Understanding how a T-cell receptor (TCR) recognizes its specific ligand peptide is crucial for gaining an insight into biological functions and disease mechanisms. Despite its importance, experimentally determining TCR-peptide-major histocompatibility complex (TCR-pMHC) interactions is expensive and time-consuming. To address this challenge, computational methods have been proposed, but they are typically evaluated by internal retrospective validation only, and few researchers have incorporated and tested an attention layer from language models into structural information. Therefore, in this study, we developed a machine learning model based on a modified version of Transformer, a source-target attention neural network, to predict the TCR-pMHC interaction solely from the amino acid sequences of the TCR complementarity-determining region (CDR) 3 and the peptide. This model achieved competitive performance on a benchmark dataset of the TCR-pMHC interaction, as well as on a truly new external dataset. Additionally, by analyzing the results of binding predictions, we associated the neural network weights with protein structural properties. By classifying the residues into large- and small-attention groups, we identified statistically significant properties associated with the largely attended residues such as hydrogen bonds within CDR3. The dataset that we created and the ability of our model to provide an interpretable prediction of TCR-peptide binding should increase our knowledge about molecular recognition and pave the way for designing new therapeutics.

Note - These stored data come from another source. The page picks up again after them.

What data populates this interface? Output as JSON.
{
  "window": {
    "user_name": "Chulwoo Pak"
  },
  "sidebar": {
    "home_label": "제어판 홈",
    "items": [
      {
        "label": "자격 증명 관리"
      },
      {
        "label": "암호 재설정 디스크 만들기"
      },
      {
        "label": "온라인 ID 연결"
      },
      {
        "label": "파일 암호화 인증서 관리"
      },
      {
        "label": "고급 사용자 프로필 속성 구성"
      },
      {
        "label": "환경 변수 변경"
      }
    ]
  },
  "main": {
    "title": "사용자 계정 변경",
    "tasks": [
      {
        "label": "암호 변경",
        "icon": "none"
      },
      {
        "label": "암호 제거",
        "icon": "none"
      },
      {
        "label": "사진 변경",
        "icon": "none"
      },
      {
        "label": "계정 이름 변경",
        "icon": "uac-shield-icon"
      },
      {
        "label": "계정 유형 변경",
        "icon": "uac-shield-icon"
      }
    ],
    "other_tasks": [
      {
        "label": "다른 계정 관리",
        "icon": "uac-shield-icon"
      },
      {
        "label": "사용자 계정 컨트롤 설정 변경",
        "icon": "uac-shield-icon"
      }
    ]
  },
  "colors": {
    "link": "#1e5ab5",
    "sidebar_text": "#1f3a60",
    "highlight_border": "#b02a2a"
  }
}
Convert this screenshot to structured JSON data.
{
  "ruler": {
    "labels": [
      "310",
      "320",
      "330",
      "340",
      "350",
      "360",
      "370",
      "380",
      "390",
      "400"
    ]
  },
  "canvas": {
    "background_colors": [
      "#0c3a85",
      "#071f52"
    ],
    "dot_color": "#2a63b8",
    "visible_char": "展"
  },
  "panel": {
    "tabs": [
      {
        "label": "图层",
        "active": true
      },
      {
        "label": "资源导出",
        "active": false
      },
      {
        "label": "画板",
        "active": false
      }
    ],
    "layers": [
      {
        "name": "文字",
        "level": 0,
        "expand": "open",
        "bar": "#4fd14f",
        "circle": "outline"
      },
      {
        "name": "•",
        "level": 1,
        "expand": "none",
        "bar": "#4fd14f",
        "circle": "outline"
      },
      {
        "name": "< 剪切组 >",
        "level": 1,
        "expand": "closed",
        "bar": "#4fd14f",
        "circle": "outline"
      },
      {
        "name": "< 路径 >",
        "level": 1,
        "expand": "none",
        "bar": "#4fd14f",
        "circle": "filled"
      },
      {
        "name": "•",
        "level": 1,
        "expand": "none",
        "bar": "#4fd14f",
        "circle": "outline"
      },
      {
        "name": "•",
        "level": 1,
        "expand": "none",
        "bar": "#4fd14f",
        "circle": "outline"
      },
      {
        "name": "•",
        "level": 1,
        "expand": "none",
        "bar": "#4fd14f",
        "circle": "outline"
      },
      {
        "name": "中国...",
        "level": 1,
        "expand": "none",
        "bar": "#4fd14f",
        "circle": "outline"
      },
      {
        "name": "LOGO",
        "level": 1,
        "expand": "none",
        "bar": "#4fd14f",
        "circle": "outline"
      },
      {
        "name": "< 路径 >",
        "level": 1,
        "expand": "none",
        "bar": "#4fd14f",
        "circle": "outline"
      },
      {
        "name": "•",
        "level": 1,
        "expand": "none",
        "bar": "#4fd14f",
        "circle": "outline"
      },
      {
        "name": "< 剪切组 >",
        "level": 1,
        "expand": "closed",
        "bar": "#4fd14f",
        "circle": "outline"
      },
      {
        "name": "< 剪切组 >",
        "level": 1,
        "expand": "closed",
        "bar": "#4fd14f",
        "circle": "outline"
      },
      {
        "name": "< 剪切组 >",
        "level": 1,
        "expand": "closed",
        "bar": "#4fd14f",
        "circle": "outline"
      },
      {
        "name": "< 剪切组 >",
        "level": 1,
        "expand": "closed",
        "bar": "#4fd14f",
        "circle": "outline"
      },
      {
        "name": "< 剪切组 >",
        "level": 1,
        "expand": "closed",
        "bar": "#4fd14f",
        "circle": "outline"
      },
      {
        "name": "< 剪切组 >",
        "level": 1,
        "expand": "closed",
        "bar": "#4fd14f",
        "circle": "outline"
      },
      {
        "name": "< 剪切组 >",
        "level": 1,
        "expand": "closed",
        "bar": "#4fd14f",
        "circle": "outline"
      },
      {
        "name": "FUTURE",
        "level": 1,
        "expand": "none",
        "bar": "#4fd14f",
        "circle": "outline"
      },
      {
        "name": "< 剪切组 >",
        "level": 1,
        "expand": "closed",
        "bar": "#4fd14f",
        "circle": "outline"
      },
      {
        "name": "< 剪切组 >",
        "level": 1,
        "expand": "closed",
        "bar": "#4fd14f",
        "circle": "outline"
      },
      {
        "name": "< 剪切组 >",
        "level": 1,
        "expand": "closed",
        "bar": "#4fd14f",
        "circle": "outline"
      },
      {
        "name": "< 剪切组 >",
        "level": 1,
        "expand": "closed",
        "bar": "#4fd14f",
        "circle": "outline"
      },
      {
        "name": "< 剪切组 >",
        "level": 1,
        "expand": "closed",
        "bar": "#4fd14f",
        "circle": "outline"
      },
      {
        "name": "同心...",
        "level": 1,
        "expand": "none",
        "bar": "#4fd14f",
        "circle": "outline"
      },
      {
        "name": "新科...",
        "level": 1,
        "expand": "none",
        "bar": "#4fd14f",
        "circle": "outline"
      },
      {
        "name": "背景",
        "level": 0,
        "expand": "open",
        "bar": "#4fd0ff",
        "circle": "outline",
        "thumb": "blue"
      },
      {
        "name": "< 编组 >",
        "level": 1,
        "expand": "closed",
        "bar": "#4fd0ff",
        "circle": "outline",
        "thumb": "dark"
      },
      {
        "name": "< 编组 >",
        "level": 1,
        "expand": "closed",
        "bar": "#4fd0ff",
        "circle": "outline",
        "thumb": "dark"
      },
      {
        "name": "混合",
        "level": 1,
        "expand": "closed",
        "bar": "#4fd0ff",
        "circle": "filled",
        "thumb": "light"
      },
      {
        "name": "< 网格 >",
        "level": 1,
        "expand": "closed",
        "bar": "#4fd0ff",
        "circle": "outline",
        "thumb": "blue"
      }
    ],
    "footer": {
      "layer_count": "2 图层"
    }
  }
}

了解T细胞受体(TCR)如何识别其特定配体肽对于深入了解生物学功能和疾病机制至关重要。尽管其很重要,但通过实验确定TCR-肽-主要组织相容性复合体(TCR-pMHC)相互作用既昂贵又耗时。为应对这一挑战,人们提出了计算方法,但这些方法通常仅通过内部回顾性验证进行评估,很少有研究人员将语言模型中的注意力层纳入结构信息并进行测试。因此,在本研究中,我们基于Transformer的改进版本(一种源-目标注意力神经网络)开发了一种机器学习模型,仅根据TCR互补决定区(CDR)3和肽的氨基酸序列来预测TCR-pMHC相互作用。该模型在TCR-pMHC相互作用的基准数据集以及全新的外部数据集上都取得了具有竞争力的性能。此外,通过分析结合预测结果,我们将神经网络权重与蛋白质结构特性相关联。通过将残基分为大注意力组和小注意力组,我们确定了与大注意力残基相关的具有统计学意义的特性,例如CDR3内的氢键。我们创建的数据集以及我们的模型提供TCR-肽结合可解释预测的能力,应能增加我们对分子识别的了解,并为设计新疗法铺平道路。